Search code examples
phpdomdomdocumentdomxpath

Extract content of specific div preserving only certain elements


I need to extract only textual part of the webpage preserving all and only the <p> <h2>, <h3>, <h4> and <blockquote>s.

Now, using DOMXPath and $div = $xpath->query('//div[@class="story-inner"]'); gives lots of unwanted page elements like pictures, ad blocks, other custom markups, etc. inside of text div.

On the other hand using the following code:

$items = $doc->getElementsByTagName('<p>');
 for ($i = 0; $i < $items->length; $i++) {
    echo $items->item($i)->nodeValue . "<p>";
}

gives very nice and clean result very close what I wanted, but with <h2>, <h3>, <h4> and <blockquotes> missing.

I wonder is there any DOM-way of (1) indicating only desired page elements and extracting clean result or (2) efficient way of cleaning up the output obtained by using $div = $xpath->query('//div[@class="story-inner"]');?


Solution

  • You could use an OR inside your xpath query in this case. Just cascade those tags with it get those only desired ones.
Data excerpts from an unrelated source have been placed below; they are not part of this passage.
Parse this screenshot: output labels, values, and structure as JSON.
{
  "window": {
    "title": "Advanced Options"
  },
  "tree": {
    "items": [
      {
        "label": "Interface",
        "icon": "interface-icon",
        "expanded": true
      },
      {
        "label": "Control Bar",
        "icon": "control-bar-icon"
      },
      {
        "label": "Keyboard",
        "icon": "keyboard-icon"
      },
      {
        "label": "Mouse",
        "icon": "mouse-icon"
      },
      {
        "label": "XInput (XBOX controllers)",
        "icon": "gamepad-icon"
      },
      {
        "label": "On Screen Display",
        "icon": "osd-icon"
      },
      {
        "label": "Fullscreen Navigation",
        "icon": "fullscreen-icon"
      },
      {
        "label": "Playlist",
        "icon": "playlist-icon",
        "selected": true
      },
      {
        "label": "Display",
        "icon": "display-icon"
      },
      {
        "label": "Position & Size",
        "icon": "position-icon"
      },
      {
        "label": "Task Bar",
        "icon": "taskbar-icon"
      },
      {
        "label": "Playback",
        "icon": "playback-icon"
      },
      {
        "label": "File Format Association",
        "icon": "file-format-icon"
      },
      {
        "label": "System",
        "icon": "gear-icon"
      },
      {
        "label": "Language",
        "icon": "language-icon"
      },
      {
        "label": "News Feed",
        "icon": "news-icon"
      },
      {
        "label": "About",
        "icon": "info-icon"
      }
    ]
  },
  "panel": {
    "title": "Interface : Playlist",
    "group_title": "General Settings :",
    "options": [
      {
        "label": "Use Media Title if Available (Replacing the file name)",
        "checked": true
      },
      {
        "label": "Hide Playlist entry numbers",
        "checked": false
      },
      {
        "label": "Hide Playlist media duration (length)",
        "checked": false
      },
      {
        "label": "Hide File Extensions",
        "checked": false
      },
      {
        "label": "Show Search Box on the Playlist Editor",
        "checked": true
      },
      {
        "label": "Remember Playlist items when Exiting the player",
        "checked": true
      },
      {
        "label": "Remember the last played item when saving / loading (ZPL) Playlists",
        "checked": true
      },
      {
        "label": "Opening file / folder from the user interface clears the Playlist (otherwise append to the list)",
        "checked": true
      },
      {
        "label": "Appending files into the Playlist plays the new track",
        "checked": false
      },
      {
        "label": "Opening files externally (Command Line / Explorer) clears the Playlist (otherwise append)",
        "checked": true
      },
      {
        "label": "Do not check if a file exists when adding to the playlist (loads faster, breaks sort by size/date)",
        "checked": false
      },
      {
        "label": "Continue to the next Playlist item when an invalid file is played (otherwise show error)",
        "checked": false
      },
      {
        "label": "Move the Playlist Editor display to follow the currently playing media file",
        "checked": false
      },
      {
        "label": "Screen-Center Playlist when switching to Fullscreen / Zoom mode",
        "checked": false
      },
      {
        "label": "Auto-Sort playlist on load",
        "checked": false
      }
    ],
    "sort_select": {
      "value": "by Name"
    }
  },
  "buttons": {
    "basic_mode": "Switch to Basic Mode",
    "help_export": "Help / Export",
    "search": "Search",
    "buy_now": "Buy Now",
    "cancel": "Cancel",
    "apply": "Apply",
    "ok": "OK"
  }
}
    $url = "http://www.example.com/russian/international/2015/02/150218_ukraine_debaltseve_fighting";
    $curl = curl_init($url);
    curl_setopt($curl, CURLOPT_RETURNTRANSFER, TRUE);
    $html = curl_exec($curl);
    curl_close($curl);
    
    $doc = new DOMDocument();
    $html = mb_convert_encoding($html, 'HTML-ENTITIES', "UTF-8");
    @$doc->loadHTML($html);
    
    $xpath = new DOMXPath($doc);
    
    $tags = array('p', 'h2');
    $children_needed = implode(' or ', array_map(function($tag){ return sprintf('name()="%s"', $tag); }, $tags));
    $query = "//div[@class='story-body__inner']//*[$children_needed]";
    $div_children = $xpath->query($query);
    if($div_children->length > 0) {
        foreach($div_children as $child) {
            echo $doc->saveHTML($child);
        }
    }